Vector: As used herein, the term “vector” refers to a nucleic acid molecule capable of transporting another nucleic acid molecule to which it has been linked. One type of vector is a genomic integrated vector, or “integrated vector”, which can become integrated into the genomic DNA of the host cell. Another type of vector is an episomal vector, i.e., a plasmid or a nucleic acid molecule capable of extra-chromosomal replication. Vectors capable of directing the expression of genes to which they are operatively linked are referred to herein as “expression vectors”. In the present specification, “plasmid” and “vector” are used inter-changeably unless otherwise clear from the context. Thus, the present invention also relates to a vector comprising the polynucleotide of the invention or the recombinant DNA construct of the invention or a gene comprising the polynucleotide of the invention. The plant, plant cell, the plant organ or the host cell of the invention can be transformed by the vector or the invention.
Wild type: The term “wild type”, “natural” or “natural origin” means with respect to an organism or cell that said organism or cell is not changed, mutated, or otherwise manipulated by man. With respect to a polypeptide or nucleic acid sequence, that the polypeptide or nucleic acid sequence is naturally occurring or available in at least one naturally occurring organism or cell which is not changed, mutated, or otherwise manipulated by man. A wild type of a organism or cell refers to an organism or cell whose genome is present in a state as before the introduction of a genetic modification of a certain gene. The genetic modification may be e.g. a deletion of a gene or a part thereof or a point mutation or the introduction of a gene. The term “organism” means a non-human organism.
The term “yield” or “product/carbon yield” is art-recognized and includes the efficiency of the conversion of the carbon source into the product (i.e., fine chemical). This is generally written as, for example, kg product per kg carbon source. By increasing the yield or production of the compound, the quantity of recovered molecules or of useful recovered molecules of that compound in a given amount of culture over a given amount of time is increased.
This invention may, however, be embodied in many different forms and should not be construed as limited to the embodiments set forth herein; rather these embodiments are provided so that this disclosure will be thorough and complete and will fully convey the scope of the invention to those skilled in the art.

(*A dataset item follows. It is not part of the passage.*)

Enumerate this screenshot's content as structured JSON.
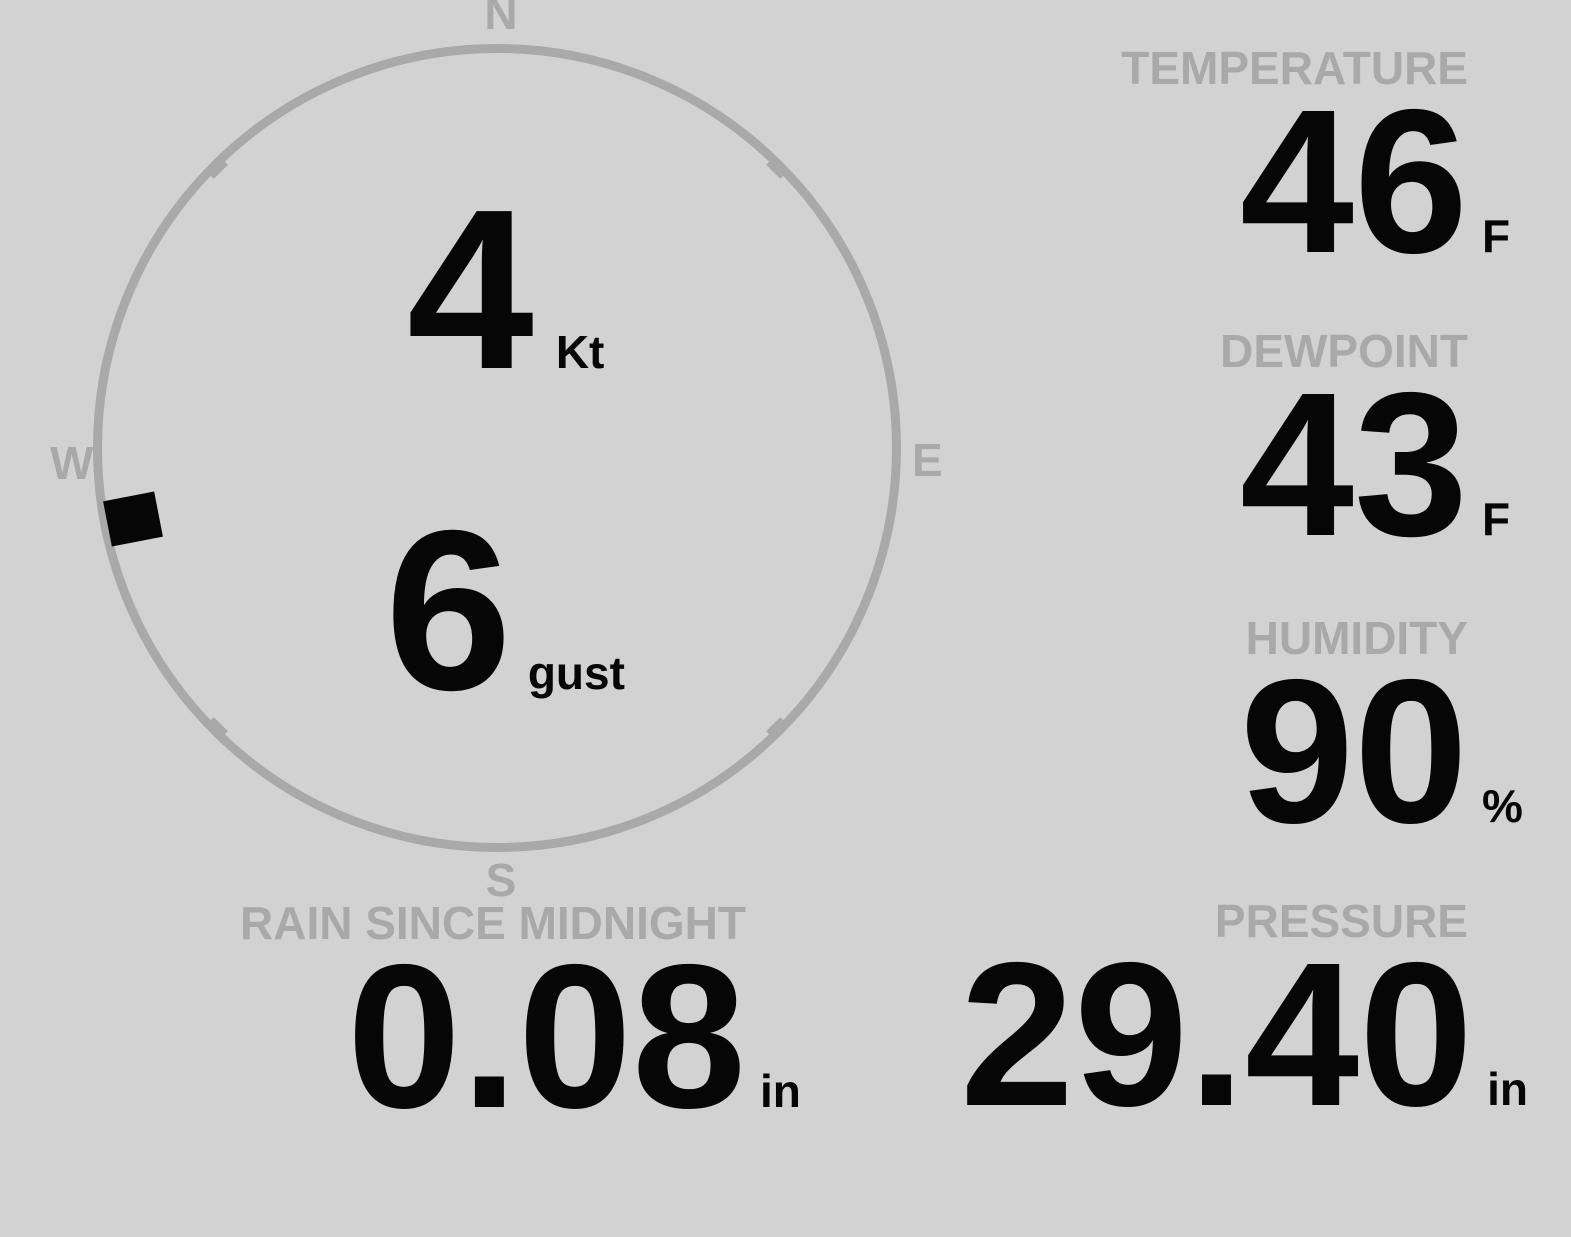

Unless indicated otherwise, cloning procedures carried out for the purpose of the current invention including restriction digest, agarose gel electrophoresis, purification and ligation of nucleic acids, transformation, selection and cultivation of bacterial cells are performed as described (Sambrook J, Fritsch E F and Maniatis T (1989)). Sequence analysis of recombinant DNA is performed by LGC Genomics (Berlin, Germany) using the Sanger technology (Sanger et al., 1977). Unless described otherwise, chemicals and reagents are obtained from Sigma Aldrich (Sigma Aldrich, St. Louis, USA), from Promega (Madison, Wis., USA) or Bio-Rad Laboratories (Hercules, Calif., USA). Restriction endonucleases and Gibson assembly reagents are from New England Biolabs (Ipswich, Mass., USA). Oligonucleotides are synthesized by Integrated DNA Technologies (Coralville, Iowa, USA). Codon-optimized genes are from Genewiz (South Plainfield, N.J., USA).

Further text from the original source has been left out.